Insurance groups for the i20 1.2 MPI are among the lowest available for any hatchback in Ireland. Well worth getting a quote before looking at alternatives.
The most fun-to-drive car on this list — but choose your year carefully
The Fiesta 1.0 EcoBoost is genuinely enjoyable to drive — properly engaging steering, a willing engine, and a chassis that makes you feel better behind the wheel than you have any right to for the money. The 100hp and 125hp versions of the 1.0 EcoBoost are good; the 3-cylinder 1.0 EcoBoost is also the reason CarAdvisor uses the term EcoBoom.
The early 1.0 EcoBoost (2012–2017) has a known coolant-loss issue that can result in head gasket failure if not caught early. Later Mk8 examples (2017+) largely resolved this, but it's a known risk. Always check: is the coolant level correct and consistent? Has the car had any cooling system work? A pre-purchase inspection is strongly recommended.
If you find a clean 2018–2021 Fiesta Mk8 1.0 EcoBoost 100hp at €13,000–€17,000 with full history, it's a great car. Just go in knowing the engine's reputation.
The stretch buy that makes long-term financial sense
At the very top of this budget sits the current-generation Toyota Corolla Hybrid. A 2019–2020 example with 60,000–80,000km is now reachable at €18,000–€20,000. The 1.8 self-charging hybrid delivers around 4.5–5.0L/100km in real Irish mixed driving — comparable to a diesel but without the DPF worry, the injector costs, or the need to do long runs to keep it healthy.
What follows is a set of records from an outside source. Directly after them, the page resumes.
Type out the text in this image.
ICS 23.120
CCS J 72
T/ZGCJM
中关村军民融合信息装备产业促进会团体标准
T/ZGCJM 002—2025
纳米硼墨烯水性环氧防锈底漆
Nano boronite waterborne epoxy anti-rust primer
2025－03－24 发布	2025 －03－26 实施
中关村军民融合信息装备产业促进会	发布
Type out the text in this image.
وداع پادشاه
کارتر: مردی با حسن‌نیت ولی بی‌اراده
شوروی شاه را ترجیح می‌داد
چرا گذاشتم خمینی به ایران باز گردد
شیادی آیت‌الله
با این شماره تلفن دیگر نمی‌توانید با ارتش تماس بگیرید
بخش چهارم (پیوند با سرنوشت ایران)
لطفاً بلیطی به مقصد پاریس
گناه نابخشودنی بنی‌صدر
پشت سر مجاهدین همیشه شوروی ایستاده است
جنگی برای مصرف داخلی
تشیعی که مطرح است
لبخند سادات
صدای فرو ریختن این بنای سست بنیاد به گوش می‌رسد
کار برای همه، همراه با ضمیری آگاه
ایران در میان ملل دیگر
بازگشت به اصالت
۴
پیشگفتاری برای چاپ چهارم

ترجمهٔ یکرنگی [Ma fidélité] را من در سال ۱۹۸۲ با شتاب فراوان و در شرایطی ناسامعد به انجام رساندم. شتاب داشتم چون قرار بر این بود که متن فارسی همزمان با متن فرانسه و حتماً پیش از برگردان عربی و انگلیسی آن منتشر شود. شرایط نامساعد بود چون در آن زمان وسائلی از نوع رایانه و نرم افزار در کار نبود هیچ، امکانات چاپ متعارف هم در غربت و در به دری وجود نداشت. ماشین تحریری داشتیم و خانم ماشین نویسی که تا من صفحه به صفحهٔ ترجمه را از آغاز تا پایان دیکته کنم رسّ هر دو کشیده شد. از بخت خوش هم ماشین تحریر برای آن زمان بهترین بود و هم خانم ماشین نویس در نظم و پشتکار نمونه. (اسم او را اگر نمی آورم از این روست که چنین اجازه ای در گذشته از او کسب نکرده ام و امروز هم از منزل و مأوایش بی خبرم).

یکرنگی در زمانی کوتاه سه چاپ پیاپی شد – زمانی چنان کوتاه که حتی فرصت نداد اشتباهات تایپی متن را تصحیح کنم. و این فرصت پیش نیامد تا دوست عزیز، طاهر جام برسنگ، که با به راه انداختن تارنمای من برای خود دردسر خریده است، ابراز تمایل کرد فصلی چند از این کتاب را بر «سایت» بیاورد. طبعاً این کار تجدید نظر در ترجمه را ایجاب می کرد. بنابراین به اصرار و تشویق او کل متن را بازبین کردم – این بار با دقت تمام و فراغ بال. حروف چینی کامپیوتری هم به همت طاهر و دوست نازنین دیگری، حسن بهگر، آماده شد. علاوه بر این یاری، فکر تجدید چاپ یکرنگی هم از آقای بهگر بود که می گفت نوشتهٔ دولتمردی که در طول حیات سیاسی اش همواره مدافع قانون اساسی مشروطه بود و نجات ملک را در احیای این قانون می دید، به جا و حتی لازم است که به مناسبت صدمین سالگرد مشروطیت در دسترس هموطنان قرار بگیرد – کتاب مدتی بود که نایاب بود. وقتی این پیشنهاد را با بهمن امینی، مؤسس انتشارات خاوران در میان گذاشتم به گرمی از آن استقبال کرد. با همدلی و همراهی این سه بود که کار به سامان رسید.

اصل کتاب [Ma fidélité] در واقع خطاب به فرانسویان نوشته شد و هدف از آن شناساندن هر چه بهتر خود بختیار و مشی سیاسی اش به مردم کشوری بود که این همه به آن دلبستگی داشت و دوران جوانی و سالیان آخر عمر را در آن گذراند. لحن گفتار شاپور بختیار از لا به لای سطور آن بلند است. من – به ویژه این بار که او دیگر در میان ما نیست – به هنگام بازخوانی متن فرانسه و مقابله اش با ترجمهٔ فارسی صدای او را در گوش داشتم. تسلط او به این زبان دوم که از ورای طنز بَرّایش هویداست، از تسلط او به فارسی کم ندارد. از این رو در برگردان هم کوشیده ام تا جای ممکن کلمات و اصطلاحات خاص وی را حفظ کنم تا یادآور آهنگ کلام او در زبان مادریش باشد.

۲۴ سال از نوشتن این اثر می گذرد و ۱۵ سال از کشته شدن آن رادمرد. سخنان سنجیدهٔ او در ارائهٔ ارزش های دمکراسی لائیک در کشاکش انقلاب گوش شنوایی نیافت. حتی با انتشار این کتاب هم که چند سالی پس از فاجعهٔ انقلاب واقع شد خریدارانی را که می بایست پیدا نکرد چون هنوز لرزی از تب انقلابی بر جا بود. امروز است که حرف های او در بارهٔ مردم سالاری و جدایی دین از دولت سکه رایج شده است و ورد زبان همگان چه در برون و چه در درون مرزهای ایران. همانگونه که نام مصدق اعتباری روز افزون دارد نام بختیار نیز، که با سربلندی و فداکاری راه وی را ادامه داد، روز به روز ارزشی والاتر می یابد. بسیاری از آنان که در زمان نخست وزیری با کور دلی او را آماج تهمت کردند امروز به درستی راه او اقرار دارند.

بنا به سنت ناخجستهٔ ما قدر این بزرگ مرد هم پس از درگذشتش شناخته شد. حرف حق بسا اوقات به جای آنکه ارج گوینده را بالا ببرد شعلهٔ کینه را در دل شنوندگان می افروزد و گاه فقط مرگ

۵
Insurance groups for the Corolla are higher than the small cars above — you'll want a quote before committing. But for a young driver who's been driving a few years, is building a no-claims record, and is doing reasonable mileage, the Corolla is one of the most financially sensible cars available. Incredibly low servicing costs, no cambelt, no timing chain, hybrid battery warrantied to 10 years / 240,000km.
The EV option — only if the use case fits
A 40kWh Nissan Leaf at €14,000–€18,000 offers real-world range of around 200–230km and the lowest running cost of any car on this list for urban and commuter driving. Electric motor tax is €120/year. Electricity costs roughly a third of the equivalent petrol per km.
The Leaf only makes sense if: you have home charging, your commute is under 100km each way, and you have access to a second vehicle or rental for longer trips. Range anxiety on an older Leaf is real — battery degradation on high-mileage examples (100,000+km) can reduce usable range significantly. Check the battery State of Health (SoH) reading before buying.
Insurance for EVs can be higher than equivalent petrol for under-25s — get a quote. But for the right use case, the Leaf is transformatively cheap to run.
Here's a realistic annual cost breakdown for a young driver (22–24, 1–2 years' experience, no claims) covering 15,000km/year:
| Cost Item | Low End | Mid Range | High End |
|---|---|---|---|
| Insurance (under-25) | €1,400 | €2,200 | €4,000+ |
| Motor tax | €170 | €200 | €330 |
| Fuel (15,000km, 5.5L/100km, €1.75/L) | — | €1,444 | — |
| Servicing/NCT/tyres | €400 | €700 | €1,200 |
| Total Annual Running Cost | ~€3,400 | ~€4,500 | €7,000+ |
The difference between a low-insurance-group car and a mid-range group can be the difference between €3,400 and €5,000+ per year. Choosing the right car at this age isn't just about preference — it's genuinely material to your finances.
For most young Irish drivers, the Toyota Yaris 1.0 / Hybrid or Skoda Fabia 1.0 TSI are the default starting points — lowest total cost, high reliability, no dramatic risks. If you want something slightly more enjoyable and can find a post-2017 example with history, the Fiesta 1.0 EcoBoost Mk8 is the best driver's car in this bracket.
If you're driving significant mileage and insurance is no longer prohibitive, the Toyota Corolla Hybrid is the smartest long-term purchase you can make under €20k.